You are right. I misspoke. We do not have a good answer for how life began. We have a reasonable answer as to how it became complex. There is much more evidence that evolution took and in taking place today than a god created everything.
Oh, poppycock. There is no "reasonable answer"--the "RNA World" hypothesis has failed. You MUST deal with origins, if you are to be believed. How did the genetic information come about in the first place? If you are speaking of natural selection through gene mutation, I'm sure you know that the overwhelming majority of gene mutations are deleterious to the species in which they take place. When genetic mutations build up in the genome of any species, to approximately 3%, that species is on a glide path to extinction.
There is also the problem of the paucity of "transitional forms" (if there are any at all). Stephen Jay Gould recognized the absence of transitional forms and came up with his theory of "punctuated equilibrium" to explain their absence, but that is even sillier than "gradualism".

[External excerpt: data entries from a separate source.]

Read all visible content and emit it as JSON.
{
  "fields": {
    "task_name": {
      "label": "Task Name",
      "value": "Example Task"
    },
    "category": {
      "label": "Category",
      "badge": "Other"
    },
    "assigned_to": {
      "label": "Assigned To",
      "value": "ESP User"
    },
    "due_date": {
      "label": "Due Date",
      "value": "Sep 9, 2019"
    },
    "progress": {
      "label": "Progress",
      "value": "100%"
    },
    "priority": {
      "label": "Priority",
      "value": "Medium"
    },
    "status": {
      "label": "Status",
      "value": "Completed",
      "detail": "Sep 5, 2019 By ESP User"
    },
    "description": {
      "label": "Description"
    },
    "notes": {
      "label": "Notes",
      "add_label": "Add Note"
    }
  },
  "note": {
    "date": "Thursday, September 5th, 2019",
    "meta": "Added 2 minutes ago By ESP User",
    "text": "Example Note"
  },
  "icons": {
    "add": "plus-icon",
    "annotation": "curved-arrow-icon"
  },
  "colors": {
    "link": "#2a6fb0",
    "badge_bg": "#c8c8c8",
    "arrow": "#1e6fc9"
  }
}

The fact is that the Bible is correct when it states, in Genesis, "Dying you will die." (which is the actual translation from the Hebrew). Over half of all plant species which ever lived are now extinct and the animal species are not far behind. Mutations are accelerating because of the toxins in our food, water and environment. Rather than life becoming more "ordered" it is becoming more "chaotic". Another word for that "chaos" is entropy and it is increasing in all plant and animal species. A good primer on genetic entropy has been written by John Sanford, Ph.D. He is a plant geneticist (he is independently wealthy from his invention of the "gene gun") but he has tackled the whole subject of genetic entropy in his book by the same name:
Genetic Entropy (it has a longer title but I can't recall the rest of the title). Sanford feels that the human species is drawing uncomfortably close to the 3% mutational rate and he also explains why tinkering with the human genome, through various technologies, will NOT help. He says that all world-class population geneticists understand the problem but prefer not to speak of it. He interviewed a number of them for his book.

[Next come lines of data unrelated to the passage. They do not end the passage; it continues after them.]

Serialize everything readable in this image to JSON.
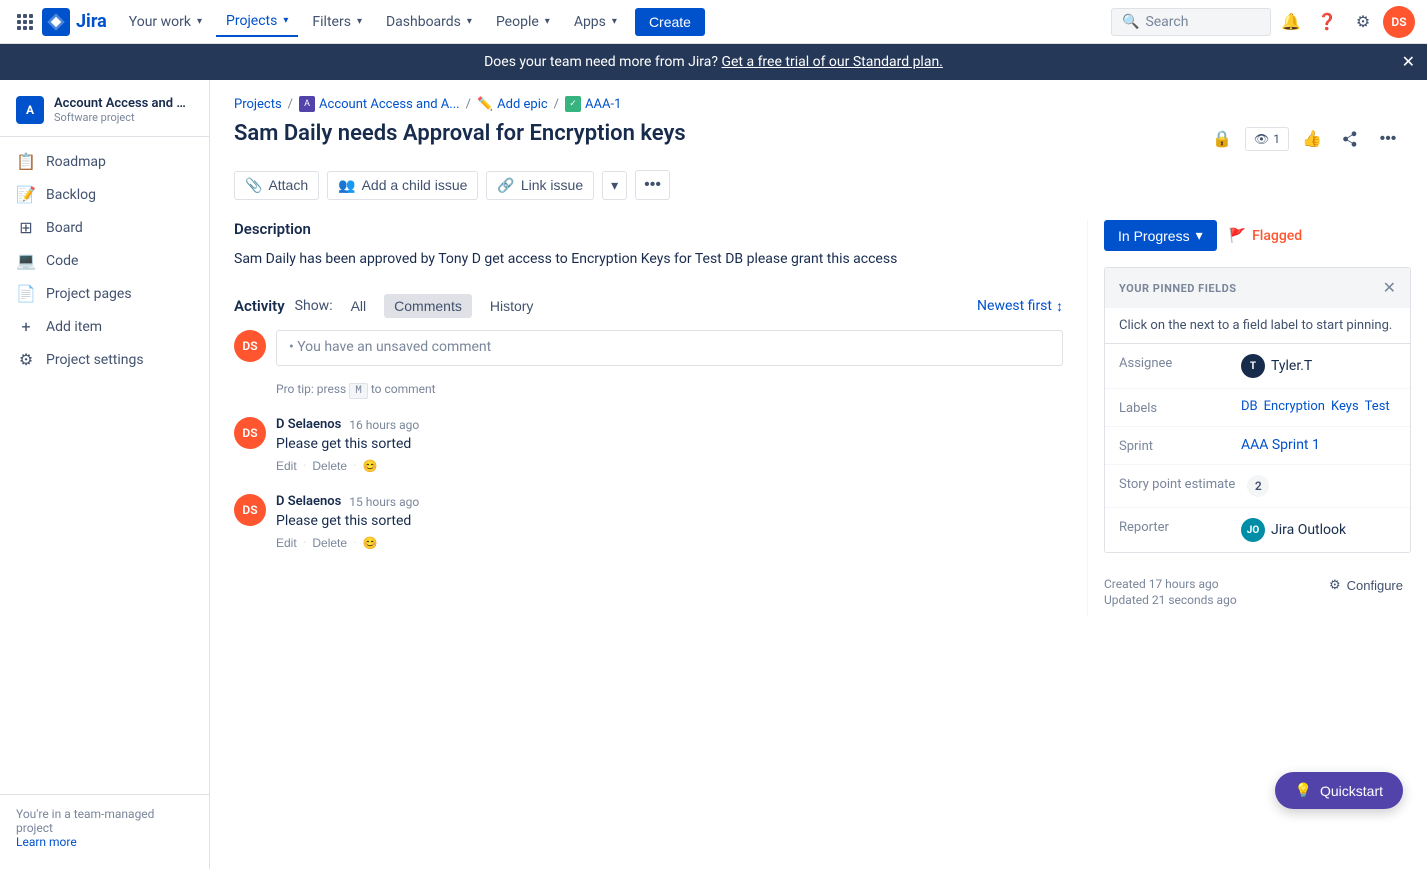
{
  "topnav": {
    "logo_text": "Jira",
    "your_work": "Your work",
    "projects": "Projects",
    "filters": "Filters",
    "dashboards": "Dashboards",
    "people": "People",
    "apps": "Apps",
    "create": "Create",
    "search_placeholder": "Search",
    "avatar_initials": "DS"
  },
  "banner": {
    "text": "Does your team need more from Jira?",
    "link_text": "Get a free trial of our Standard plan."
  },
  "sidebar": {
    "project_name": "Account Access and Ap...",
    "project_type": "Software project",
    "project_icon": "A",
    "items": [
      {
        "id": "roadmap",
        "label": "Roadmap",
        "icon": "📋"
      },
      {
        "id": "backlog",
        "label": "Backlog",
        "icon": "📝"
      },
      {
        "id": "board",
        "label": "Board",
        "icon": "⊞"
      },
      {
        "id": "code",
        "label": "Code",
        "icon": "💻"
      },
      {
        "id": "project-pages",
        "label": "Project pages",
        "icon": "📄"
      },
      {
        "id": "add-item",
        "label": "Add item",
        "icon": "+"
      },
      {
        "id": "project-settings",
        "label": "Project settings",
        "icon": "⚙"
      }
    ],
    "footer_text": "You're in a team-managed project",
    "footer_link": "Learn more"
  },
  "breadcrumb": {
    "projects": "Projects",
    "project": "Account Access and A...",
    "epic": "Add epic",
    "issue": "AAA-1"
  },
  "issue": {
    "title": "Sam Daily needs Approval for Encryption keys",
    "description_heading": "Description",
    "description": "Sam Daily has been approved by Tony D  get access to Encryption Keys for Test DB please grant this access",
    "toolbar": {
      "attach": "Attach",
      "add_child": "Add a child issue",
      "link_issue": "Link issue"
    }
  },
  "activity": {
    "heading": "Activity",
    "show_label": "Show:",
    "tabs": [
      "All",
      "Comments",
      "History"
    ],
    "active_tab": "Comments",
    "sort_label": "Newest first",
    "comment_placeholder": "• You have an unsaved comment",
    "pro_tip": "Pro tip: press",
    "key_hint": "M",
    "key_suffix": "to comment",
    "comments": [
      {
        "author": "D Selaenos",
        "time": "16 hours ago",
        "text": "Please get this sorted",
        "avatar_color": "#FF5630",
        "avatar_initials": "DS",
        "actions": [
          "Edit",
          "Delete"
        ]
      },
      {
        "author": "D Selaenos",
        "time": "15 hours ago",
        "text": "Please get this sorted",
        "avatar_color": "#FF5630",
        "avatar_initials": "DS",
        "actions": [
          "Edit",
          "Delete"
        ]
      }
    ]
  },
  "right_panel": {
    "status": "In Progress",
    "flagged": "Flagged",
    "pinned_fields_title": "YOUR PINNED FIELDS",
    "pinned_hint": "Click on the  next to a field label to start pinning.",
    "fields": {
      "assignee_label": "Assignee",
      "assignee_name": "Tyler.T",
      "assignee_avatar_color": "#172B4D",
      "assignee_avatar_initials": "T",
      "labels_label": "Labels",
      "labels": [
        "DB",
        "Encryption",
        "Keys",
        "Test"
      ],
      "sprint_label": "Sprint",
      "sprint_value": "AAA Sprint 1",
      "story_points_label": "Story point estimate",
      "story_points": "2",
      "reporter_label": "Reporter",
      "reporter_name": "Jira Outlook",
      "reporter_avatar_color": "#008DA6",
      "reporter_avatar_initials": "JO"
    },
    "created": "Created 17 hours ago",
    "updated": "Updated 21 seconds ago",
    "configure": "Configure"
  },
  "quickstart": {
    "label": "Quickstart"
  }
}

He has an interesting personal history. He was an atheist. But then, as he got further into his studies, he concluded that there is a complex design to life that could only come from a Designer. He was then a deist for a while before deciding that the Christian faith is the only faith that made sense.
While it is clear that species change slightly and adapt (to some degree--until they cannot adapt any further and then they become extinct) over time, that is a long way from saying that all life started out as a single-celled "animal" and "progressed" to man.